30.12.20

Diário de Bordos - Lisboa, 30-12-2020

 Por onde começar? Cronologicamente:

- A Ler por aí... fechou. De certa forma, é uma a porta que se fecha, de outra uma que se abre. Prefiro esta versão: um porta que se abre;

- Mais um jantar maravilhoso no Qozco. Um restaurante ao qual é de acorrer em massa, impedir que feche, temos que lutar contra a insanidade ambiente. Sinto-me burro cada vez que lá vou: como não fui antes? Que comida inacreditável de boa, que simpatia no serviço, que tudo de tão bom!

- No caminho para casa, exposição do Sebastião Salgado na rua Augusta. Cada vez que vejo qualquer coisa do homem penso na história do fotógrafo francês chegado a Bujumbura num avião de carga, deitado em cima dos sacos de já não sei o quê. Provavelmente, arroz. Já aqui a contei, deve andar por aí algures. Externalidades: a música horrível, xaroposa e mal tocada de um desses tocadores de acordeão romeno (ou coisa que o valha); a luz, insuficiente a partir de  metade da mostra; a distância entre as fotografias, demasido grandes para o demasiado perto que estavam. Internalidades: sem ser grande fã do senhor, é forçoso reconhecer que é um grande fotógrafo. Não é o génio que a esquerda faz dele nem a nulidade que a direita pinta. Amanhã volto lá.

- Mexi nos botões do telecomando da televisão e descobri que a Mezzo tem (pelo menos) dois canais. Sou de reacções lentas, eu sei; algumas são imperdoáveis, de tão demoradas.  Estou nesta casa há mais de um mês e desde que pus a televisão a funcionar e encontrei a Mezzo nunca mais mexi nos canais. No Mezzo que até agora tenho ouvido desde esse dia, um músico falava da desigualdade de salários entre homens e mulheres. Faço parte daquele grupo de pessoas para quem os músicos devem fazer música, coisa em que são normalmente muito bons (pelo menos aqueles de quem gostamos) e não devem falar, actividade em que deixam invariavelmente a desejar. Tudo o que vá para além de «Hello, are you allright?» no palco é prescindível. (No limite, mesmo esta pergunta o é. Já todos sabemos a resposta.) O único músico que valia a pena ouvir falar era Leonard Cohen e esse já não pode fazê-lo, para generalizada lástima da humanidade (e Frank Zappa, às vezes). De maneira atirei-me a um dos telecomandos (as televisões agora têm dois, suponho que por uma questão de igualdade de género ou de paz nas famílias) e tenho música decente, uma senhora cujo nome ignoro a cantar scat (e palavras) sumamente bem, acompanhada por um pianista assertivo, como agora se diz, um baixo que faz aquilo que todos os bons baixos fazem - fazer-se ouvir sem se fazer ver - e um baterista para cima do correcto.

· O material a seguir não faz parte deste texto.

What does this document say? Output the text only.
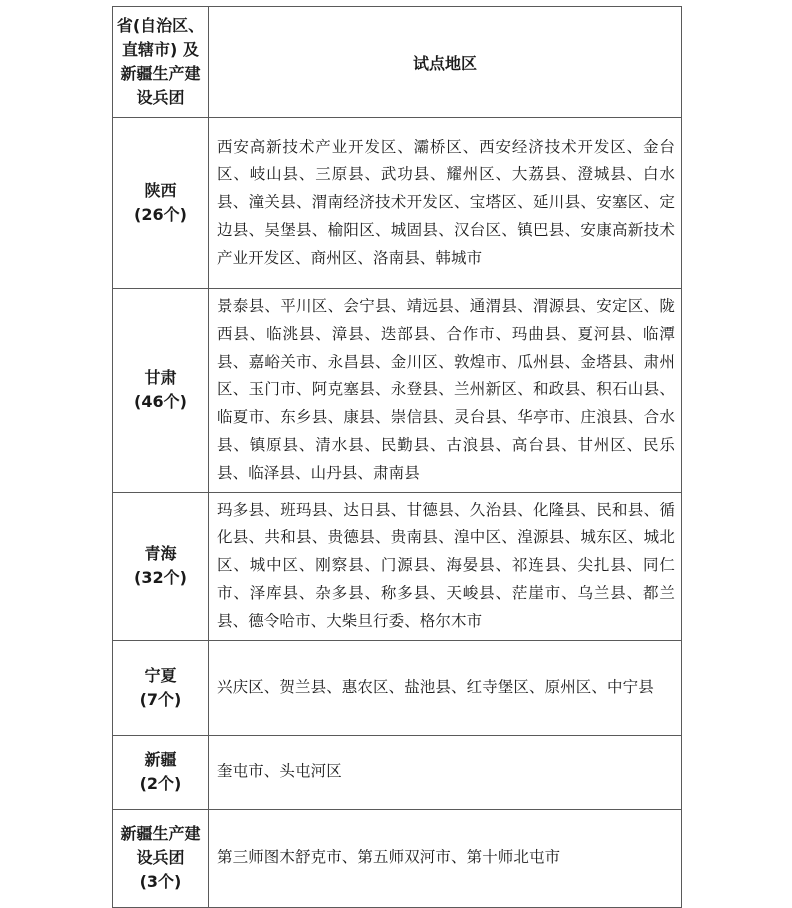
省(自治区、
直辖市) 及
新疆生产建
设兵团	试点地区

陕西
(26个)	西安高新技术产业开发区、灞桥区、西安经济技术开发区、金台区、岐山县、三原县、武功县、耀州区、大荔县、澄城县、白水县、潼关县、渭南经济技术开发区、宝塔区、延川县、安塞区、定边县、吴堡县、榆阳区、城固县、汉台区、镇巴县、安康高新技术产业开发区、商州区、洛南县、韩城市

甘肃
(46个)	景泰县、平川区、会宁县、靖远县、通渭县、渭源县、安定区、陇西县、临洮县、漳县、迭部县、合作市、玛曲县、夏河县、临潭县、嘉峪关市、永昌县、金川区、敦煌市、瓜州县、金塔县、肃州区、玉门市、阿克塞县、永登县、兰州新区、和政县、积石山县、临夏市、东乡县、康县、崇信县、灵台县、华亭市、庄浪县、合水县、镇原县、清水县、民勤县、古浪县、高台县、甘州区、民乐县、临泽县、山丹县、肃南县

青海
(32个)	玛多县、班玛县、达日县、甘德县、久治县、化隆县、民和县、循化县、共和县、贵德县、贵南县、湟中区、湟源县、城东区、城北区、城中区、刚察县、门源县、海晏县、祁连县、尖扎县、同仁市、泽库县、杂多县、称多县、天峻县、茫崖市、乌兰县、都兰县、德令哈市、大柴旦行委、格尔木市

宁夏
(7个)	兴庆区、贺兰县、惠农区、盐池县、红寺堡区、原州区、中宁县

新疆
(2个)	奎屯市、头屯河区

新疆生产建
设兵团
(3个)	第三师图木舒克市、第五师双河市、第十师北屯市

- Tudo isto acompanhado por um vinho tinto da Adega de Vila Real, um real vinho da adega, um real prazer da vila, uma delícia de tinto que me trouxe à memória um senhor da «Bila» (aspas porque cito) que gosto de ler, as francesinhas de um restaurante dali que eram tão boas que voltei lá para ter a certeza (eram). Preciso de voltar para Palma - todo o meu cérebro mo pede - mas um dia descobrirei que o caminho entre dois pontos aleatórios deste planeta passa por Portugal todo, de sul a norte, em ziguezague como se estivesse à popa arrasada (ou à bolina cerrada, para quem preferir).